Mischief Theatre should be an inspiration to all aspiring thespians. The company originally formed only six years ago when they graduated from LAMDA but have come up with a concept so good that it could just become the new The 39 Steps.

The Play that Goes Wrong does what it says. The creative team of Henry Lewis, Jonathan Sayer and Henry Shields, greatly helped by director Mark Bell, decided that a Noises Off style comedy based around an Agatha Christie pastiche country house murder mystery could be funny.

One imagines that they then sat down to brainstorm every stage disaster imaginable and several that aren’t. The result may not quite fill the two hours with laughter but gets pretty close.

Whether you’re a fan of physical comedy, verbal jokes, slapstick, screwball, sight gags or absurdity, this company delivers it in the guise of the Cornley Polytechnic Drama Society as they murder Murder at Haversham Manor.

Rather than replacing key performers to boost West End sales, this company has maintained its integrity with all three of the writers continuing to lead the cast.

They are accompanied by many friends who started out in the original cast at the Old Red Lion and have been involved in a long and successful regional tour including a hit run at the Pleasance Courtyard in Edinburgh last year.

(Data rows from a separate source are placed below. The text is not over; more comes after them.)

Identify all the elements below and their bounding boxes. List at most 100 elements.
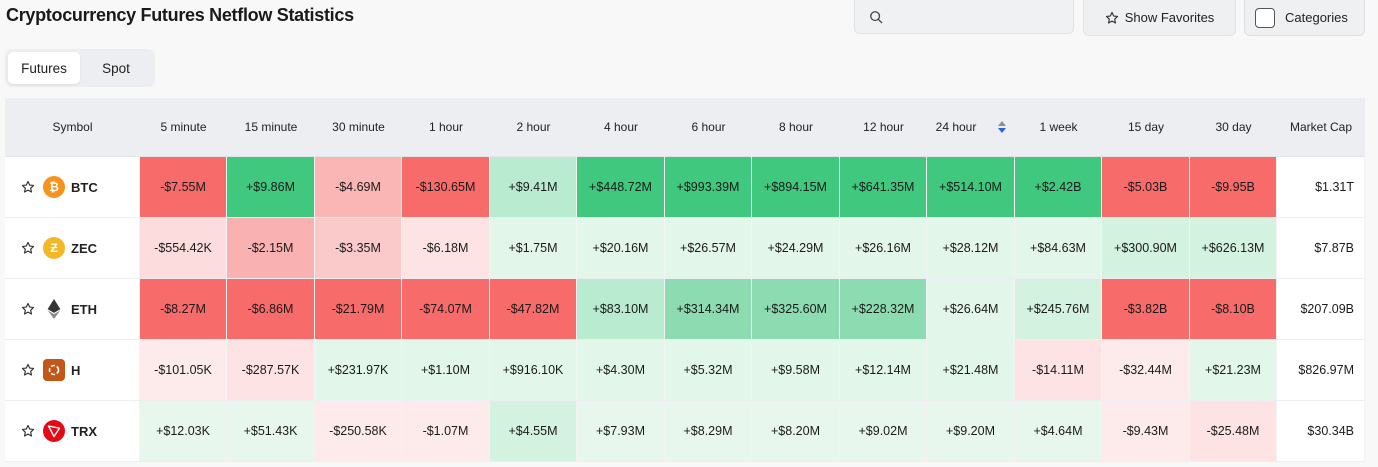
symbol-label: ETH [71, 301, 97, 317]
favorite-star-icon[interactable] [21, 241, 35, 255]
netflow-cell: +$314.34M [665, 279, 752, 339]
column-header-8-hour[interactable]: 8 hour [752, 98, 840, 156]
column-header-1-hour[interactable]: 1 hour [402, 98, 490, 156]
netflow-cell: +$26.64M [927, 279, 1015, 339]
categories-button[interactable]: Categories [1244, 0, 1365, 36]
netflow-cell: +$4.30M [577, 340, 665, 400]
market-cap-cell: $7.87B [1277, 218, 1365, 278]
netflow-cell: -$250.58K [315, 401, 402, 461]
netflow-cell: +$28.12M [927, 218, 1015, 278]
favorite-star-icon[interactable] [21, 180, 35, 194]
column-header-label: Market Cap [1289, 120, 1353, 134]
netflow-cell: -$130.65M [402, 157, 490, 217]
zcash-icon: Ƶ [43, 237, 65, 259]
netflow-cell: +$9.02M [840, 401, 927, 461]
column-header-label: 6 hour [691, 120, 726, 134]
netflow-cell: +$21.23M [1190, 340, 1277, 400]
netflow-cell: +$231.97K [315, 340, 402, 400]
table-row[interactable]: TRX +$12.03K +$51.43K -$250.58K -$1.07M +$4.5… [5, 401, 1365, 462]
favorite-star-icon[interactable] [21, 363, 35, 377]
netflow-cell: -$101.05K [140, 340, 227, 400]
table-body: ₿ BTC -$7.55M +$9.86M -$4.69M -$130.65M +$9.41… [5, 157, 1365, 462]
table-header: Symbol 5 minute 15 minute 30 minute 1 hour 2 … [5, 98, 1365, 157]
search-box[interactable] [854, 0, 1074, 34]
column-header-30-day[interactable]: 30 day [1190, 98, 1277, 156]
categories-checkbox[interactable] [1255, 7, 1275, 28]
column-header-24-hour[interactable]: 24 hour [927, 98, 1015, 156]
column-header-2-hour[interactable]: 2 hour [490, 98, 577, 156]
netflow-cell: -$47.82M [490, 279, 577, 339]
netflow-cell: -$9.95B [1190, 157, 1277, 217]
table-row[interactable]: ETH -$8.27M -$6.86M -$21.79M -$74.07M -$47.82… [5, 279, 1365, 340]
netflow-cell: -$6.86M [227, 279, 315, 339]
symbol-cell: ETH [5, 279, 140, 339]
netflow-cell: +$83.10M [577, 279, 665, 339]
netflow-cell: +$626.13M [1190, 218, 1277, 278]
netflow-cell: +$5.32M [665, 340, 752, 400]
column-header-5-minute[interactable]: 5 minute [140, 98, 227, 156]
netflow-cell: +$51.43K [227, 401, 315, 461]
column-header-label: 4 hour [603, 120, 639, 134]
netflow-table: Symbol 5 minute 15 minute 30 minute 1 hour 2 … [5, 98, 1365, 462]
tab-futures[interactable]: Futures [8, 52, 80, 84]
netflow-cell: +$228.32M [840, 279, 927, 339]
column-header-label: 30 day [1215, 120, 1252, 134]
column-header-market-cap[interactable]: Market Cap [1277, 98, 1365, 156]
netflow-cell: +$26.57M [665, 218, 752, 278]
netflow-cell: -$32.44M [1102, 340, 1190, 400]
netflow-cell: +$916.10K [490, 340, 577, 400]
netflow-cell: +$1.75M [490, 218, 577, 278]
column-header-label: 12 hour [863, 120, 904, 134]
netflow-cell: -$8.27M [140, 279, 227, 339]
netflow-cell: +$894.15M [752, 157, 840, 217]
netflow-cell: -$5.03B [1102, 157, 1190, 217]
column-header-12-hour[interactable]: 12 hour [840, 98, 927, 156]
column-header-label: 1 week [1039, 120, 1078, 134]
table-row[interactable]: H -$101.05K -$287.57K +$231.97K +$1.10M +$916… [5, 340, 1365, 401]
search-icon [870, 10, 883, 23]
star-icon [1105, 11, 1118, 24]
column-header-label: 2 hour [516, 120, 551, 134]
column-header-1-week[interactable]: 1 week [1015, 98, 1102, 156]
column-header-label: 5 minute [160, 120, 207, 134]
netflow-cell: +$7.93M [577, 401, 665, 461]
netflow-cell: -$21.79M [315, 279, 402, 339]
show-favorites-button[interactable]: Show Favorites [1083, 0, 1236, 36]
symbol-label: H [71, 362, 81, 378]
column-header-label: Symbol [52, 120, 93, 134]
table-row[interactable]: Ƶ ZEC -$554.42K -$2.15M -$3.35M -$6.18M +$1.75… [5, 218, 1365, 279]
categories-label: Categories [1285, 10, 1348, 25]
netflow-cell: +$9.41M [490, 157, 577, 217]
netflow-cell: +$993.39M [665, 157, 752, 217]
column-header-6-hour[interactable]: 6 hour [665, 98, 752, 156]
symbol-cell: ₿ BTC [5, 157, 140, 217]
favorite-star-icon[interactable] [21, 302, 35, 316]
netflow-cell: -$6.18M [402, 218, 490, 278]
netflow-cell: +$641.35M [840, 157, 927, 217]
favorite-star-icon[interactable] [21, 424, 35, 438]
column-header-label: 1 hour [428, 120, 464, 134]
sort-icon[interactable] [998, 121, 1007, 133]
column-header-15-day[interactable]: 15 day [1102, 98, 1190, 156]
tab-spot[interactable]: Spot [102, 60, 130, 76]
netflow-cell: -$3.35M [315, 218, 402, 278]
netflow-cell: +$4.55M [490, 401, 577, 461]
symbol-label: BTC [71, 179, 98, 195]
column-header-label: 24 hour [935, 120, 977, 134]
netflow-cell: +$9.20M [927, 401, 1015, 461]
column-header-symbol[interactable]: Symbol [5, 98, 140, 156]
column-header-15-minute[interactable]: 15 minute [227, 98, 315, 156]
symbol-cell: TRX [5, 401, 140, 461]
netflow-cell: -$4.69M [315, 157, 402, 217]
netflow-cell: +$12.14M [840, 340, 927, 400]
netflow-cell: +$84.63M [1015, 218, 1102, 278]
column-header-30-minute[interactable]: 30 minute [315, 98, 402, 156]
search-input[interactable] [891, 9, 1073, 24]
table-row[interactable]: ₿ BTC -$7.55M +$9.86M -$4.69M -$130.65M +$9.41… [5, 157, 1365, 218]
netflow-cell: +$300.90M [1102, 218, 1190, 278]
column-header-4-hour[interactable]: 4 hour [577, 98, 665, 156]
netflow-cell: +$12.03K [140, 401, 227, 461]
netflow-cell: +$514.10M [927, 157, 1015, 217]
market-cap-cell: $1.31T [1277, 157, 1365, 217]
netflow-cell: +$26.16M [840, 218, 927, 278]
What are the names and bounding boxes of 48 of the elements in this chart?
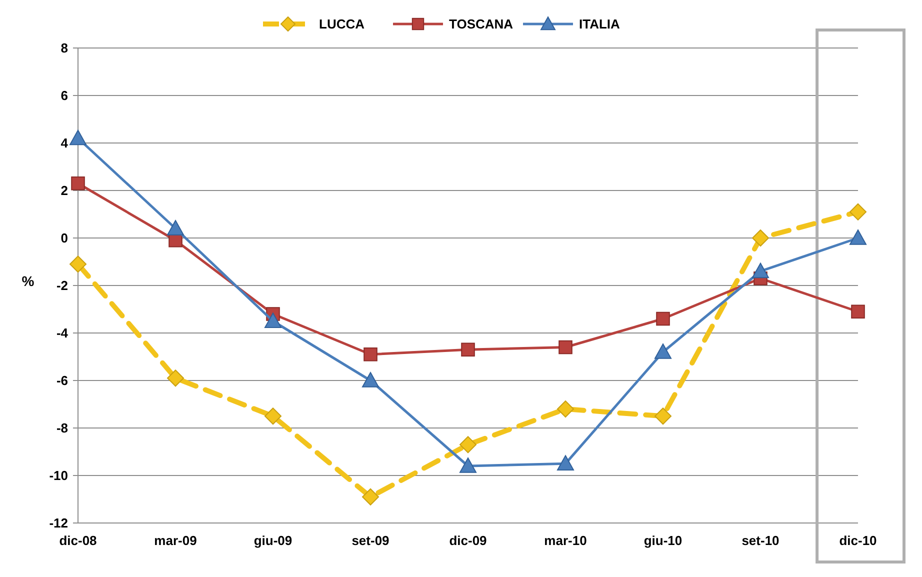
y-tick-label: 2	[60, 183, 68, 198]
point	[70, 256, 86, 273]
y-tick-label: -12	[49, 516, 68, 531]
y-tick-label: -8	[56, 420, 68, 436]
point	[71, 176, 85, 190]
y-tick-label: -2	[56, 278, 68, 294]
x-tick-label: set-09	[352, 533, 390, 548]
point	[850, 230, 866, 245]
x-tick-label: giu-10	[644, 533, 682, 548]
point	[362, 488, 379, 506]
point	[167, 370, 184, 387]
y-tick-label: -10	[49, 468, 68, 484]
point	[656, 312, 670, 326]
point	[654, 408, 672, 425]
point	[654, 344, 672, 359]
point	[362, 372, 379, 388]
y-axis-title: %	[22, 273, 35, 289]
point	[460, 436, 476, 454]
point	[850, 203, 866, 220]
y-tick-label: -4	[56, 326, 69, 341]
x-tick-label: set-10	[742, 533, 780, 548]
point	[752, 262, 769, 278]
legend-label: TOSCANA	[449, 16, 514, 32]
point	[460, 458, 476, 473]
y-tick-label: 4	[60, 136, 69, 151]
point	[264, 312, 282, 328]
legend-label: LUCCA	[319, 16, 366, 32]
point	[364, 347, 378, 362]
point	[167, 220, 184, 236]
y-tick-label: -6	[56, 373, 68, 388]
point	[264, 408, 282, 425]
x-tick-label: mar-09	[154, 533, 197, 548]
y-tick-label: 0	[60, 230, 68, 246]
y-tick-label: 6	[60, 88, 68, 104]
point	[851, 304, 865, 319]
point	[557, 455, 574, 471]
point	[70, 130, 86, 146]
point	[461, 342, 475, 357]
point	[557, 400, 574, 418]
x-tick-label: dic-10	[839, 533, 877, 548]
point	[752, 230, 769, 246]
x-tick-label: giu-09	[254, 533, 292, 548]
y-tick-label: 8	[60, 40, 68, 56]
x-tick-label: dic-09	[449, 533, 487, 548]
x-tick-label: mar-10	[544, 533, 587, 548]
point	[558, 340, 572, 354]
legend-label: ITALIA	[579, 16, 621, 32]
x-tick-label: dic-08	[59, 533, 97, 548]
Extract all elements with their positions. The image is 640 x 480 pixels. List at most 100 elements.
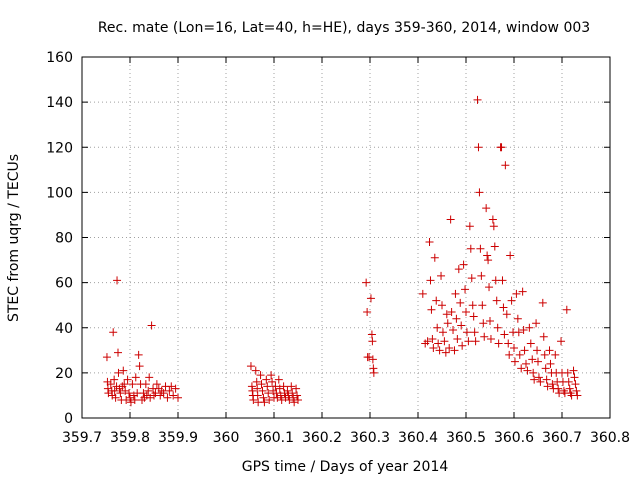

This really is ensemble theatre and it would be unfair to pick out individual performers from the excellent cast. Suffice to say that those with bit parts such as ASMs and the techie make almost as much of a contribution to the ensemble as say Greg Tannahill playing Jonathan Harris playing murder victim Charles Haversham or co-writer Henry Shields as hopeless Chris Bean in the role of deadpan Inspector Carter.

In addition to the writers, director and performer, set designer Nigel Hook makes a significant contribution and it is safe to say that without his efforts, which have been accentuated for the West End, this production would be a pale shadow of the final result.

The murder mystery goes off the rails before the house lights have even gone down and falls off a precipice soon afterwards.

By the end, viewers may have lost track of who committed the murder but they will have had a wild time along the way enjoying the misguided antics of the worst kind of amateur theatre company.

Humour is a strange thing but there is something here for everybody and this one really could run for ever.